We believe in a creator God – the very first article of our Creed. But not just one time some 13 billion years ago. God’s creation continues – making a people in the call of Abraham, in the exodus from slavery in Egypt, and in the rescue from Babylon – all expressed in the Hebrew scriptures in creation language. And the final act of that creation – the beginning of that new creation heralded by Isaiah – is the new bodily life of the resurrected Jesus, the first fruits, or down payment, on what lies in store for all of us. That is why we re-tell the creation stories at the Easter vigil service as we make present once again in our time the inaugural of that final new creation.
By God’s entering into our physical world, by God’s joining God’s self to it, that world once again becomes holy, beautiful, and important. Our bodies, our earth, are affirmed as good, as the dwelling of the holy, as worthy of the respect and care that God has lavished on them. That is why Pope Benedict XVI, in his third encyclical (Caritas in Veritate), devotes a major part of one chapter to our moral duties to care for the environment. Benedict states very clearly that “. . . the natural environment is more than raw material to be manipulated at our pleasure; it is a wondrous work of the Creator” with rules for “its wise use, not its reckless exploitation.” That makes responsible environmental stewardship a duty of every Christian.
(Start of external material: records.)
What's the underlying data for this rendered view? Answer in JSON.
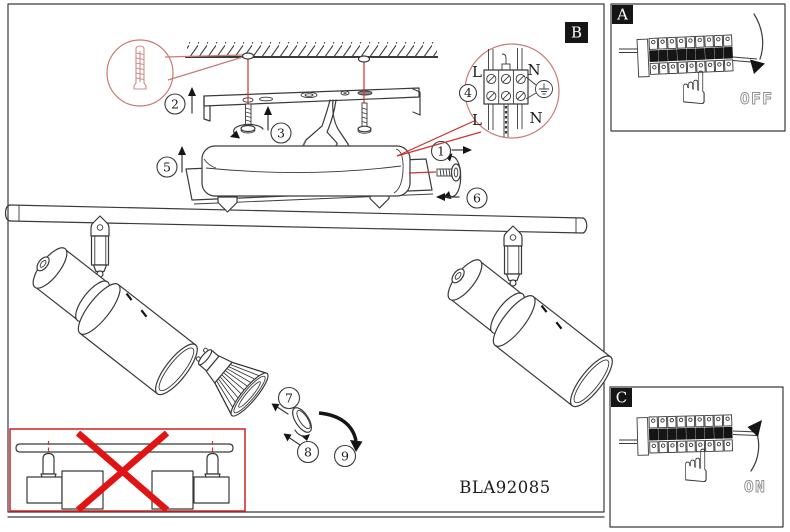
{
  "product_code": "BLA92085",
  "steps": {
    "s1": "1",
    "s2": "2",
    "s3": "3",
    "s4": "4",
    "s5": "5",
    "s6": "6",
    "s7": "7",
    "s8": "8",
    "s9": "9"
  },
  "details": {
    "a": "A",
    "b": "B",
    "c": "C"
  },
  "terminals": {
    "top_left": "L",
    "top_right": "N",
    "bottom_left": "L",
    "bottom_right": "N"
  },
  "breaker": {
    "off": "OFF",
    "on": "ON"
  },
  "colors": {
    "line": "#3a3a3a",
    "accent_red": "#cc3333",
    "detail_circle_red": "#c97b74",
    "cross_red": "#e01414",
    "muted_text": "#8f8f8f"
  }
}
“Duty” may seem strange here. Perhaps we think that religion is mainly about “saving one’s soul”. If so, that’s wrong. We can’t save ourselves. God has done that for us, despite our unworthiness. Our job is to save our world, to spread the good news to those around us. Besides, “soul” doesn’t capture the full bodi-ness of our beings. We are embodied creatures. Jesus was bodied, and it’s the bodily Jesus that sits on the Father’s right hand. When we treat our world as God treats it, and, when we give ourselves for others, as did Jesus, then we co-build with God the new heaven and the new earth “where righteousness dwells” – and where we will dwell in our resurrected bodies.